As crianças pequenas, no caso, tinham a mesma idade de Joanna. Isso se levássemos em conta apenas o que diz o calendário. Em todos os outros aspectos, Joanna se encontrava anos-luz à frente das garotas e garotos de sua faixa-etária. Miranda achava a neta um pequeno prodígio, e pensar assim não era exagero. Certa vez, ela entrara no quarto de Joanna no convento e deparara com a garotinha lendo George Orwell na cama. George Orwell, pelo amor de Deus. Joanna nunca se interessou muito por livros de colorir ou por aqueles brinquedos que vinham com buracos geométricos para você encaixar triângulos, círculos ou quadrados nos lugares corretos. Essas coisas a entediavam. Quase tudo a entediava. Nesse sentido, ela não era muito diferente de Sophia.

- Vamos dar uma volta – Miranda jogou em um lixo ali perto o palito onde antes o algodão-doce se enrolava e pegou a mão da neta. – Tem muitos outros brinquedos legais por aqui.

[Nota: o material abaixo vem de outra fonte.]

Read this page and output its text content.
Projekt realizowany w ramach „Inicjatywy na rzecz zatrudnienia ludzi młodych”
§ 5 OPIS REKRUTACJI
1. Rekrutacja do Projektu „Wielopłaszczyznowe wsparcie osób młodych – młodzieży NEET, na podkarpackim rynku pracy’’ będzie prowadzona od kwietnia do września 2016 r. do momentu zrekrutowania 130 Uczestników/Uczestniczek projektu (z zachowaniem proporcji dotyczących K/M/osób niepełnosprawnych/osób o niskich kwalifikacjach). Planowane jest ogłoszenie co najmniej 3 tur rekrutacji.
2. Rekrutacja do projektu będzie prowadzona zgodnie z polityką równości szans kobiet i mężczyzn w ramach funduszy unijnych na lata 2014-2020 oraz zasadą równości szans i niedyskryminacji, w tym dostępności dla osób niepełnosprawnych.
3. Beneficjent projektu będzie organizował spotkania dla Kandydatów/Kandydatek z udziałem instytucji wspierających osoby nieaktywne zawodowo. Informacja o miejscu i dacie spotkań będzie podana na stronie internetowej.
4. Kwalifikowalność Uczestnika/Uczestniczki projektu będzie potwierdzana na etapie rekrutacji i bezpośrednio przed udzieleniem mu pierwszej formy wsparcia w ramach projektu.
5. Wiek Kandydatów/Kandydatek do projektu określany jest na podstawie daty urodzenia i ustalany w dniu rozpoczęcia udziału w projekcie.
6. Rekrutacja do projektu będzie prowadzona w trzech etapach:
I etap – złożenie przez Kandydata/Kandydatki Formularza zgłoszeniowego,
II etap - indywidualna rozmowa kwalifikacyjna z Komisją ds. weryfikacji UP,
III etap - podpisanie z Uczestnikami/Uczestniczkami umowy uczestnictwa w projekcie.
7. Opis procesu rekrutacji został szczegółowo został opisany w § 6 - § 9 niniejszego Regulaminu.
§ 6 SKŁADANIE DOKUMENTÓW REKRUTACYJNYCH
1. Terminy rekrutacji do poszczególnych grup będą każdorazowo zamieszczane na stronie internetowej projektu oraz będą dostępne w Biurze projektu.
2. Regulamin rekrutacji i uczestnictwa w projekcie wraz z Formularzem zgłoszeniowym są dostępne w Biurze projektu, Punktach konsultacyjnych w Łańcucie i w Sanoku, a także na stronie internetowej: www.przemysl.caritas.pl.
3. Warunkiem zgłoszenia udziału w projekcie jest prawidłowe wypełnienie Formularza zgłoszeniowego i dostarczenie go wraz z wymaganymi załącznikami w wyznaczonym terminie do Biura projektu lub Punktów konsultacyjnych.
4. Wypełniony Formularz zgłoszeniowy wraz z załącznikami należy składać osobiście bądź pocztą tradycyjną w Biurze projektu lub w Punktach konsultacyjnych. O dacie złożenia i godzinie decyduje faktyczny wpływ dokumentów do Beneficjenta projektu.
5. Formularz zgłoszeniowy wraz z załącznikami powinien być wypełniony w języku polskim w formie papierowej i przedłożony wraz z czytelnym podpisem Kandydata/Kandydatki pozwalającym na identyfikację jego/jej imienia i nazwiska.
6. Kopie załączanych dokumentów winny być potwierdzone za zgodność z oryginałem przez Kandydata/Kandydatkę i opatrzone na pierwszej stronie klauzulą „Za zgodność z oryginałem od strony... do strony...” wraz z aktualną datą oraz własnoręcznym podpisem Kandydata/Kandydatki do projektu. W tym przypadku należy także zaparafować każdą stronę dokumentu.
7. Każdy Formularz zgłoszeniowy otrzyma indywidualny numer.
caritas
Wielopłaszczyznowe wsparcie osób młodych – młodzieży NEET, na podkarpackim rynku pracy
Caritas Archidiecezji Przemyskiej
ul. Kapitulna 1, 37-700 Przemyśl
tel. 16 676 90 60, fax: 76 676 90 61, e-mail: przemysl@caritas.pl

Com exceção de algumas poucas famílias e casais de namorados, Joanna e Pietra tinham o parque todinho para elas. Foram primeiro no carrinho bate-bate, e Joanna quase arrumou briga com um garoto com o dobro de sua idade e o triplo do seu tamanho por persegui-lo pela pista e atacar sem clemência a traseira de seu carrinho; depois ao Twister, cuja função parecia ser girar violentamente até que as cabeças de todos os passageiros saíssem voando de sobre seus ombros ( - Não me deixam ir na montanha-russa, mas me deixam ir nisso aí? – indagara Joanna com um sorriso satisfeito após cinco minutos ininterruptos de gira-gira-gira. Miranda não podia descordar da lógica dela); em seguida à Xícara-Maluca, tão emocionante quanto uma aula de Física em uma manhã chuvosa de segunda-feira em comparação aos rodopios inclementes do Twister; e ao Polvo Gigante, onde Miranda e Joanna se enfiaram em caixotes que ficavam pendurados nas pontas dos tentáculos roxos de um polvo que subia e descia, erguendo-as até que pudessem ver todo o parque.

Deram uma pausa nos brinquedos apenas para que Joanna pudesse comer um cachorro-quente, o que ela fez sentada em um banquinho em frente a um palco onde um mágico tirava passarinhos das mangas.

- Como ele tá fazendo isso? – perguntou Joanna, os olhos brilhando ao ver o mágico de cartola negra e capa vermelha tirar do bolso do terno um pardal de penas negras. – Como?